FOXBOROUGH — There was hardly a doubt Tom Brady would be locked in on Julian Edelman.
Brady already had linked up with Edelman for a pair of third-down conversions in Sunday’s 16-9 win over the Oakland Raiders, but at the start of the fourth quarter, the Patriots desperately needed another.
The Patriots, hoping to extend a 1-point lead, were facing third and 3 from the Oakland 12-yard line when Brady hit Edelman in the left flat. Edelman gained 10 yards and plunged toward the goal line, only to be violently upended by a defender at the 2.
The gritty effort underscored a strong performance by Edelman, who finished with 10 catches for 84 yards — his fourth regular-season game with at least 10 receptions. It was also his ninth straight with at least six catches, the longest such streak in the NFL.
But for Edelman and the Patriots, it’s hard to shake the gloomy feeling that the offense is merely good enough. While the unit has been searching desperately to find a rhythm, Edelman knows there’s more to be desired.
“Not good enough, 16 points,” said Edelman when asked about his chemistry with Brady. “We have to get better. Everyone has to get better. There were a couple plays where we weren’t on the same page. We have to have better chemistry, so there you go.”
What happened after Edelman picked up that first down early in the fourth quarter was an indication of where the Patriots’ offense stands. With a fresh set of downs, Shane Vereen was stopped for no gain, both Rob Gronkowski and Danny Amendola had touchdown passes in their grasp but couldn’t secure the ball, and the Patriots settled for a Stephen Gostkowski field goal to take a 13-9 lead.
For Edelman, the lack of consistency is most troubling.
“My job is to get open and catch the ball, work hard in the run game, make blocks in the run game,” he said. “There were a few times I didn’t do my job. I have to go out this week, I really have to go out and try and do my job better. If everyone does their job better, the collective unit will be better.

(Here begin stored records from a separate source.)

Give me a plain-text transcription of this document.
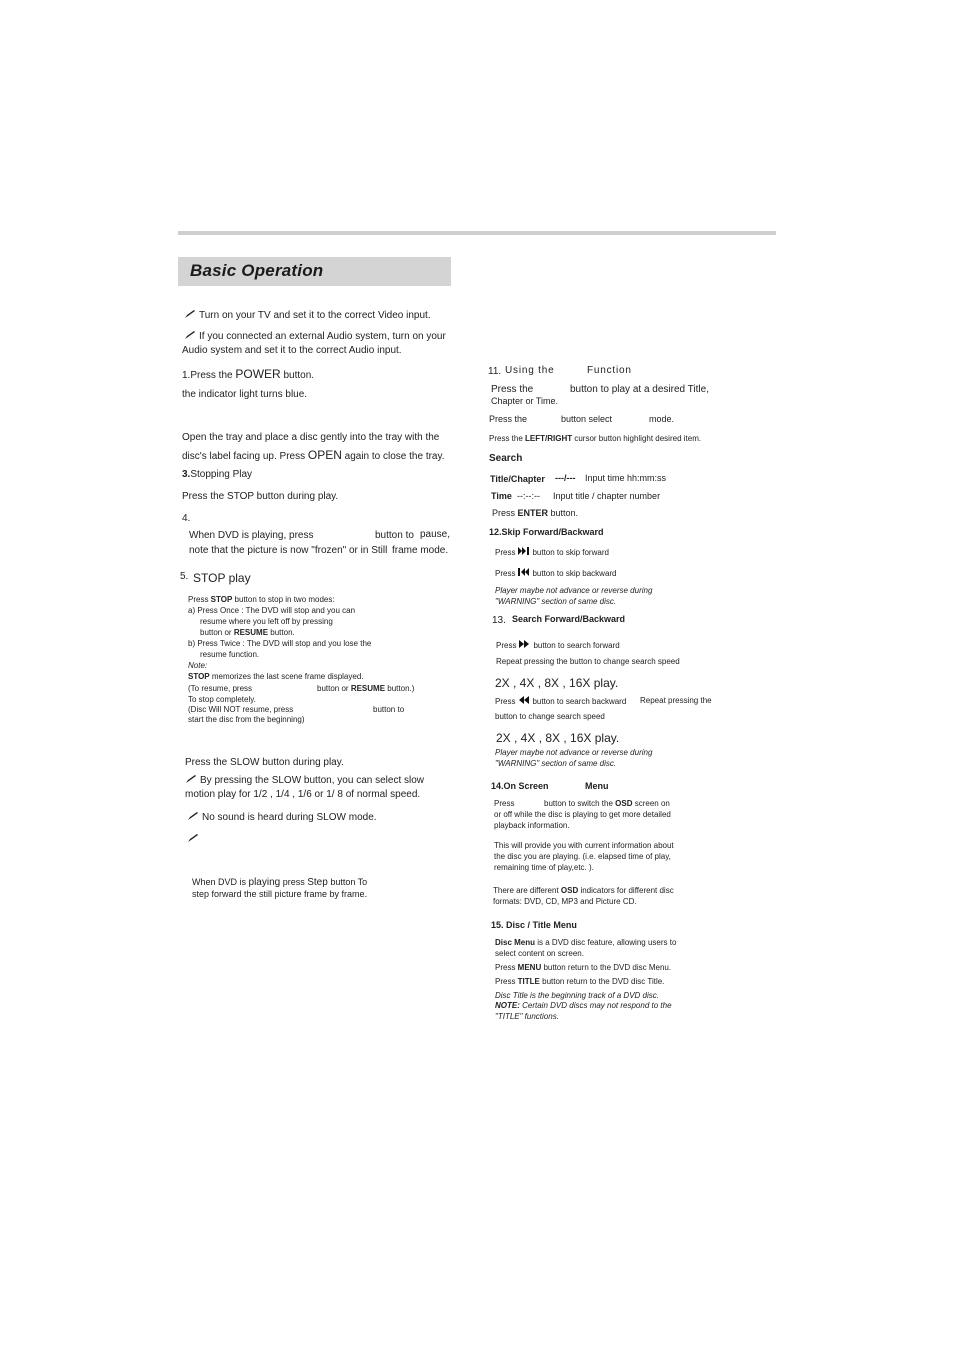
Basic Operation
Turn on your TV and set it to the correct Video input.
If you connected an external Audio system, turn on your
Audio system and set it to the correct Audio input.
1.Press the POWER button.
the indicator light turns blue.
Open the tray and place a disc gently into the tray with the
disc's label facing up. Press OPEN again to close the tray.
3.Stopping Play
Press the STOP button during play.
4.
When DVD is playing, press	button to pause,
note that the picture is now "frozen" or in Still frame mode.
5. STOP play
Press STOP button to stop in two modes:
a) Press Once : The DVD will stop and you can
resume where you left off by pressing
button or RESUME button.
b) Press Twice : The DVD will stop and you lose the
resume function.
Note:
STOP memorizes the last scene frame displayed.
(To resume, press	button or RESUME button.)
To stop completely.
(Disc Will NOT resume, press	button to
start the disc from the beginning)
Press the SLOW button during play.
By pressing the SLOW button, you can select slow
motion play for 1/2 , 1/4 , 1/6 or 1/ 8 of normal speed.
No sound is heard during SLOW mode.
When DVD is playing press Step button To
step forward the still picture frame by frame.
11. Using the	Function
Press the	button to play at a desired Title,
Chapter or Time.
Press the	button select	mode.
Press the LEFT/RIGHT cursor button highlight desired item.
Search
Title/Chapter ---/--- Input time hh:mm:ss
Time --:--:-- Input title / chapter number
Press ENTER button.
12.Skip Forward/Backward
Press button to skip forward
Press button to skip backward
Player maybe not advance or reverse during
"WARNING" section of same disc.
13. Search Forward/Backward
Press button to search forward
Repeat pressing the button to change search speed
2X , 4X , 8X , 16X play.
Press button to search backward Repeat pressing the
button to change search speed
2X , 4X , 8X , 16X play.
Player maybe not advance or reverse during
"WARNING" section of same disc.
14.On Screen	Menu
Press	button to switch the OSD screen on
or off while the disc is playing to get more detailed
playback information.
This will provide you with current information about
the disc you are playing. (i.e. elapsed time of play,
remaining time of play,etc. ).
There are different OSD indicators for different disc
formats: DVD, CD, MP3 and Picture CD.
15. Disc / Title Menu
Disc Menu is a DVD disc feature, allowing users to
select content on screen.
Press MENU button return to the DVD disc Menu.
Press TITLE button return to the DVD disc Title.
Disc Title is the beginning track of a DVD disc.
NOTE: Certain DVD discs may not respond to the
"TITLE" functions.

“One play, I don’t run a good route. We don’t connect one play. Something else goes wrong. We have to tighten up the bolts and be more consistent. I’m sure we’re going to be working a lot next week.”
Edelman is never one to indulge in his own stats and success.
He chose to focus on the inconsistencies and improvements the team could make after Sunday’s win, but the truth was he was one of few bright spots on the Patriots’ offense.
Edelman didn’t haul in his first catch until the team’s first possession of the second quarter, when he opened the 15-play scoring drive with a 12-yard gain. After that, Brady was locked in.
Three plays later, Brady hit Edelman for an 8-yard catch to convert a third-and-4, then went right back to him on the next play for a 4-yard gain.
Near the end of the drive, Brady hit Edelman on second and 11 for a 9-yard pickup to the Oakland 6 that set up a touchdown pass to Gronkowski on the next play.
Raiders cornerback Carlos Rogers, who covered Edelman most of the game, said he was challenged by the speedy receiver. Rogers, who as a 49er two years ago faced the Patriots and former receiver Wes Welker, said he reflected on that game as he prepared to cover Edelman.
“With that offense and those guys, you work on stuff you see on film, but they have another move out there,” said Rogers. “Guys like him are so quick and so fast, getting in and out of his cuts. As long as you keep the big plays off him and keep everything short and in front of you, you have a chance.
“Guys like that, you just try to contain them. He did a good job.”
Edelman is a key to the equation as the Patriots try to find their way on offense, so the team needs him healthy and on the field. The 5-foot-10-inch, 200-pound receiver was lucky to come away unscathed after his dive in the fourth quarter. Linebacker LaMarr Woodley also hit Edelman hard over the middle on a play later in the quarter that initially was ruled a 6-yard catch but was challenged and ruled an incompletion.
“I’ve got to play a little smarter, protecting myself a little better,” Edelman said. “Ball security is No. 1. You can’t get caught up trying to make a play sometimes. You’ve got to be there for 16 games, and it’s a rough game. But I have to play smarter.”